これにより、無料ユーザーを含むすべてのプランで「標準」と「拡張」の 2 段階から思考レベルを選べるようになりました。この機能は Web 版、Android 版、iOS 版の Gemini アプリで利用できます。
思考レベルの選択方法と対応モデル
思考レベルは、Gemini のモデル設定から変更でき、現在は Gemini 3.5 Flash と Gemini 3.5 Flash-Lite の 2 モデルが対応しています。
それぞれのモデルを選択した状態で「標準」または「拡張」を切り替えられ、Google のヘルプページによると次のような違いがあります。
- 標準: デフォルト設定で、ほとんどの質問に最適。一般的に回答が速い
- 拡張: 複雑な問題の解決。応答前に長い時間をかけて推論を行う


筆者の個人アカウントでは 5 月 18 日の時点ですでに展開を確認していましたが、今回の Woodward 氏の投稿により、全ユーザーへの提供が公式に明らかになりました。
「拡張」使用時の利用制限への影響
拡張思考を使用すると、標準思考と比べて利用制限の消費が速くなります。
Gemini アプリでは現在、プロンプトの複雑さや使用するモデル・機能に基づいて使用量を消費する仕組みが採用されており、拡張思考は消費量が多い機能のひとつに位置付けられています。

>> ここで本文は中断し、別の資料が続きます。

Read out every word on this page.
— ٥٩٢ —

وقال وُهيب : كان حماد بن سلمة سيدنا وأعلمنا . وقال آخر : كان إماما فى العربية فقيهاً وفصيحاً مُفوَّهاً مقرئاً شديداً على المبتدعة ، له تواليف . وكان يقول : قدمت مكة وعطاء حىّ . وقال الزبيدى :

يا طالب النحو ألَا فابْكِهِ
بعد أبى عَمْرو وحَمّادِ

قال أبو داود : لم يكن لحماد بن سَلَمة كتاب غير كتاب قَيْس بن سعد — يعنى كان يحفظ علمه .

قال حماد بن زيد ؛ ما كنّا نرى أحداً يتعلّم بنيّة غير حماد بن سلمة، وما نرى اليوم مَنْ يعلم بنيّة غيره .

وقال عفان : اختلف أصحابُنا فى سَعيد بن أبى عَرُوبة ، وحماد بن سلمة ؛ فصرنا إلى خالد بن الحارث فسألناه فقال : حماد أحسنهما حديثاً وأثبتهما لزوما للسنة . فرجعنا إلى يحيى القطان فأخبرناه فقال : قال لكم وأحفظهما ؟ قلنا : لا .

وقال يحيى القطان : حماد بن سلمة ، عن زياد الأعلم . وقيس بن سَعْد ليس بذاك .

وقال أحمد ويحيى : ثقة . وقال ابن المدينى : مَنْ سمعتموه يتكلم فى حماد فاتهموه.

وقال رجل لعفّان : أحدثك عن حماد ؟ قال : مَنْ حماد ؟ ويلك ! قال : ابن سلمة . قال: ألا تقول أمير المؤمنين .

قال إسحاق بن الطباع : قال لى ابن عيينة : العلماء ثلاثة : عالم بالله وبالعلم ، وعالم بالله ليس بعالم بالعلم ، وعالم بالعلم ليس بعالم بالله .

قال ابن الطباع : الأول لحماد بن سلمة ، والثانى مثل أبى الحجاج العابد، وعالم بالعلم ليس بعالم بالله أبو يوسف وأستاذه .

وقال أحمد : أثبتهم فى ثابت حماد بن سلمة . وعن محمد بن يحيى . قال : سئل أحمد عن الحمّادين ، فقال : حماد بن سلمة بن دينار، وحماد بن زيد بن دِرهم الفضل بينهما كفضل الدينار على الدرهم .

単純な検索や日常的な質問など、深い推論を必要としないクエリには「標準」を使用し、拡張は複雑な分析や多段階の推論が求められる場面に限定するのが現実的な使い方です。
また、Google は先日 Gemini アプリの使用制限の緩和を実施しており、「標準」の Gemini 3.5 Flash-Lite であれば、プロンプトの使用制限がカウントされなくなりました。
なお、Gemini 3.1 Pro で利用できる「Deep Think」は引き続き AI Ultra ユーザー限定となっています。